Par des mémoires en défense enregistrés les 20 octobre 2022 et 21 décembre 2022, le préfet de police conclut au rejet de la requête.
Il soutient que les moyens invoqués par M. B ne sont pas fondés.
Par une ordonnance du 13 janvier 2023, la clôture d’instruction a été fixée au
30 janvier 2023.
Vu :
— les autres pièces du dossier.
Vu :
— la loi n° 83-634 du 13 juillet 1983 ;
— la loi n° 84-16 du 11 janvier 1984 ;
— le code de justice administrative.
Les parties ont été régulièrement averties du jour de l’audience.
Ont été entendus au cours de l’audience publique :
— le rapport de M. Feghouli, rapporteur,
— les conclusions de Mme Nikolic, rapporteure publique,
— les observations de Me Garcia, représentant M. B,
— et les observations de M. C pour le préfet de police.
Une note en délibéré a été enregistrée le 22 juin 2023 pour la préfecture de police.
Considérant ce qui suit :
1. M. B, ingénieur des systèmes d’information et de communication, a été affecté à la préfecture de police de Paris le 4 février 2004. Le 1er août 2010, il est nommé chef de la section « systèmes embarqués » du bureau « Equipement et maintenance des terminaux » au sein de la direction opérationnelle des services techniques et logistiques « DOSTL » de la préfecture de police. A compter de cette même date, il fait également fonction d’adjoint au chef de ce bureau. Le 19 juillet 2016, le requérant est nommé chef de projet, directement rattaché au chef du service des infrastructures opérationnelles (SIO). Par une lettre de mission datée du 4 février 2021, M. B se voit confier de nouvelles missions, toujours en qualité de chef de projet.
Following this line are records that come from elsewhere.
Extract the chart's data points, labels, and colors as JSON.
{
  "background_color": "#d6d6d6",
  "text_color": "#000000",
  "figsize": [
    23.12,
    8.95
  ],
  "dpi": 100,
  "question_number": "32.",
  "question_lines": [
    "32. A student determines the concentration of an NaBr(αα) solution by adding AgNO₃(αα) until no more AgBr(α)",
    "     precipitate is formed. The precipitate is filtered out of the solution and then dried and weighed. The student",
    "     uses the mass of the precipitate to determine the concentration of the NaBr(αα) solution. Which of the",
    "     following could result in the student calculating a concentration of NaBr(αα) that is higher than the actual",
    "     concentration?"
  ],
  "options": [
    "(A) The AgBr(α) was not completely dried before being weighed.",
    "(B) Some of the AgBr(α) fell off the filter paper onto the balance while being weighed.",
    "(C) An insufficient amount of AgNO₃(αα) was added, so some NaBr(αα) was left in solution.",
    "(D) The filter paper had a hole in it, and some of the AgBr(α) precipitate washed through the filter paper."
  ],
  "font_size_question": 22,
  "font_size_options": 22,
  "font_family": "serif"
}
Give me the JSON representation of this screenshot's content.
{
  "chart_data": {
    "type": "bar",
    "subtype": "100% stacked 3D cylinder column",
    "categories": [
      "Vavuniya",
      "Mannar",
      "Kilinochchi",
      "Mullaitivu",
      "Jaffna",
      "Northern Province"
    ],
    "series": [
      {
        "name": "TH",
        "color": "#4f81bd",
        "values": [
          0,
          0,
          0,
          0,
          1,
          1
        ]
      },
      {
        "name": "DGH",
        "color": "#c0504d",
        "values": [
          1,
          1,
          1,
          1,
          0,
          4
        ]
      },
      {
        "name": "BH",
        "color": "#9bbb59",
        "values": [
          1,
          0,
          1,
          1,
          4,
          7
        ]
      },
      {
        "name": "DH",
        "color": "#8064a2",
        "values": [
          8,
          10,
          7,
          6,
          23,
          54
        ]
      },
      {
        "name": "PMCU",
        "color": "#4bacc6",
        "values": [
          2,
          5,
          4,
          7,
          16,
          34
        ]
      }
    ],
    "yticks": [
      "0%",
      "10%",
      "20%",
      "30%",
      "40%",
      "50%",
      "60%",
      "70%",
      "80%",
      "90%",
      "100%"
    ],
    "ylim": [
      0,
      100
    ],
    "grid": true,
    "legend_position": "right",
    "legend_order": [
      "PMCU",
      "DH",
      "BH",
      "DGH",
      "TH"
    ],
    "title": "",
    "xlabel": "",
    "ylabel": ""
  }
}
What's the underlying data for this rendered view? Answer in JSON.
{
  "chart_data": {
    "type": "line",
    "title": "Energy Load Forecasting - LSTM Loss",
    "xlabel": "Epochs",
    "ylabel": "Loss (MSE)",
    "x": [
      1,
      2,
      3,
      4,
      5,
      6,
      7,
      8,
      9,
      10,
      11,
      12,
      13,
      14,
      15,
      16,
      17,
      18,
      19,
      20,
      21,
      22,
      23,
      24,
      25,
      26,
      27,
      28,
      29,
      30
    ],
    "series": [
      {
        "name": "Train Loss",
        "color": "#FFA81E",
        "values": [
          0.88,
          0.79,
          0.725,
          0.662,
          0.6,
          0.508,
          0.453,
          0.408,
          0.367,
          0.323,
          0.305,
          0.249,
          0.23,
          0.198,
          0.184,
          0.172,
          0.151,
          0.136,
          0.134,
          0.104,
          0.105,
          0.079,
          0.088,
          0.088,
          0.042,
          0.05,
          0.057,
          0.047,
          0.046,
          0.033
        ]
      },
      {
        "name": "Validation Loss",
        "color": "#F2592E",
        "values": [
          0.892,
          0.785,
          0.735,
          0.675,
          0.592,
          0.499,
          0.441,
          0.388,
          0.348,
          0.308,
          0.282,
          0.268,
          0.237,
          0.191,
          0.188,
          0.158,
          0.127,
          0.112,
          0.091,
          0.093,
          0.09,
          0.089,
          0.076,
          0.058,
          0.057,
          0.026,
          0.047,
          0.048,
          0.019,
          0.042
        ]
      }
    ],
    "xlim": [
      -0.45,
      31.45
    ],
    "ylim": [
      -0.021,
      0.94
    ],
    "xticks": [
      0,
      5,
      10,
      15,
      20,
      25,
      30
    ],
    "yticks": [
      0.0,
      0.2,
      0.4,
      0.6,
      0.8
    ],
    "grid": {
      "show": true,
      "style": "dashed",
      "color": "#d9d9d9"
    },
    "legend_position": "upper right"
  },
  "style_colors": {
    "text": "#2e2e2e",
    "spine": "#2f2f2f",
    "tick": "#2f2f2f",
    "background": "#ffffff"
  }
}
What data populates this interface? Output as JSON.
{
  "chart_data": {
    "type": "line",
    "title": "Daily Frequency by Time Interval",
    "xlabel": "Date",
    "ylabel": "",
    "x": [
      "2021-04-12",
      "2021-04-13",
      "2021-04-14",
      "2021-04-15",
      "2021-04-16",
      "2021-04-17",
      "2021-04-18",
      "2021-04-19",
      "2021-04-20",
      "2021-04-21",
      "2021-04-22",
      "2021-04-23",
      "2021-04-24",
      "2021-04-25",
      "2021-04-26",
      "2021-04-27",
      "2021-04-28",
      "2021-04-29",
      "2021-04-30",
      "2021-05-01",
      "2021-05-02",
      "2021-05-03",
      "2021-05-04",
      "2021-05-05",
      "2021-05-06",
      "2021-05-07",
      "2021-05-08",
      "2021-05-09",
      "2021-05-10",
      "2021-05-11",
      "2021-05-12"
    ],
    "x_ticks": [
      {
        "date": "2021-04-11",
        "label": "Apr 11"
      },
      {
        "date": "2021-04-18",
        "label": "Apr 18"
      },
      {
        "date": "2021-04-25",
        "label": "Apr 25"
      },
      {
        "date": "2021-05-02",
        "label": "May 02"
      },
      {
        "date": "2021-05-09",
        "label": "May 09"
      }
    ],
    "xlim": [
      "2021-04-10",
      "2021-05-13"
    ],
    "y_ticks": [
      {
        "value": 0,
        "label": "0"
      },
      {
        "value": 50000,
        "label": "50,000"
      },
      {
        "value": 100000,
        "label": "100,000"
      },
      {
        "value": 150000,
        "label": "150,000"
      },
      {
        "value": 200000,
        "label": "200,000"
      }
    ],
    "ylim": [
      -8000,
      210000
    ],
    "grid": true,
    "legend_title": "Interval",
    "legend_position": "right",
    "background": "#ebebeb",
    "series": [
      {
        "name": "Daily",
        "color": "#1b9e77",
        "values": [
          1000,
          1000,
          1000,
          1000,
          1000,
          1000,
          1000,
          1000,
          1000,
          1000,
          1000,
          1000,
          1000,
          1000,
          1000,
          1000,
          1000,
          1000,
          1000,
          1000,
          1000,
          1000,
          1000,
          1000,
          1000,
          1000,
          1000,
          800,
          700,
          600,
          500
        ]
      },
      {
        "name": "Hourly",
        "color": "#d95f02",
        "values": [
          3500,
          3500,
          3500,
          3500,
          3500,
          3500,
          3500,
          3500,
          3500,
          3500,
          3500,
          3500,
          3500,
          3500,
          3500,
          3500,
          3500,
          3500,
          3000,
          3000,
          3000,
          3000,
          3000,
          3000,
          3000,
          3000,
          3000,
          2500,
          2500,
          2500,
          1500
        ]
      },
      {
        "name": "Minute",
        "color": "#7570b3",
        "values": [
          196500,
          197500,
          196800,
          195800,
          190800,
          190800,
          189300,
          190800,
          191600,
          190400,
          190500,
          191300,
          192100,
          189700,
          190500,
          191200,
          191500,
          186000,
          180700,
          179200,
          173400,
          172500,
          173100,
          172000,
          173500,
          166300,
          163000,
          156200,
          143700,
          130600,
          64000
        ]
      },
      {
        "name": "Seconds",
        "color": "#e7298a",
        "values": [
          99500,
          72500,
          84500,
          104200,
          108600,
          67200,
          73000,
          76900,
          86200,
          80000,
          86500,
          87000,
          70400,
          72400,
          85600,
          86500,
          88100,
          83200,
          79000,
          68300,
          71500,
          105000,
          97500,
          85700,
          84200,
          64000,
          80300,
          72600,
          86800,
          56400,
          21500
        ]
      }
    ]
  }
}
Par une lettre du 10 novembre 2020, le requérant a demandé à être indemnisé à hauteur de 40 000 euros à raison de plusieurs agissements fautifs de son administration, constitutifs selon lui d’un harcèlement moral. Cette demande a été rejetée implicitement par le préfet de police. Par la présente requête, M. B demande au tribunal d’annuler cette décision et de condamner l’Etat à lui verser la somme de 45 434 euros en raison des préjudices qu’il estime avoir subis.
Sur les conclusions à fin d’annulation :
2. La décision implicite par laquelle le préfet de police a rejeté la réclamation préalable de M. B a eu pour seul effet de lier le contentieux à l’égard de l’objet de cette demande, qui a donné à l’ensemble de la requête le caractère d’un recours de plein contentieux. Au regard de l’objet d’une telle demande, qui conduit le juge à se prononcer sur le droit de l’intéressé à percevoir la somme qu’il réclame, les vices propres dont serait, le cas échéant, entachée la décision qui a lié le contentieux sont sans incidence sur la solution du litige. Par suite, les conclusions tendant à l’annulation de la décision doivent être rejetées.
Sur les conclusions à fin d’indemnisation :
Sur le harcèlement moral allégué
3. Aux termes de l’article 6 quinquies de la loi du 13 juillet 1983 portant droits et obligations des fonctionnaires : « Aucun fonctionnaire ne doit subir les agissements répétés de harcèlement moral qui ont pour objet ou pour effet une dégradation des conditions de travail susceptible de porter atteinte à ses droits et à sa dignité, d’altérer sa santé physique ou mentale ou de compromettre son avenir professionnel ».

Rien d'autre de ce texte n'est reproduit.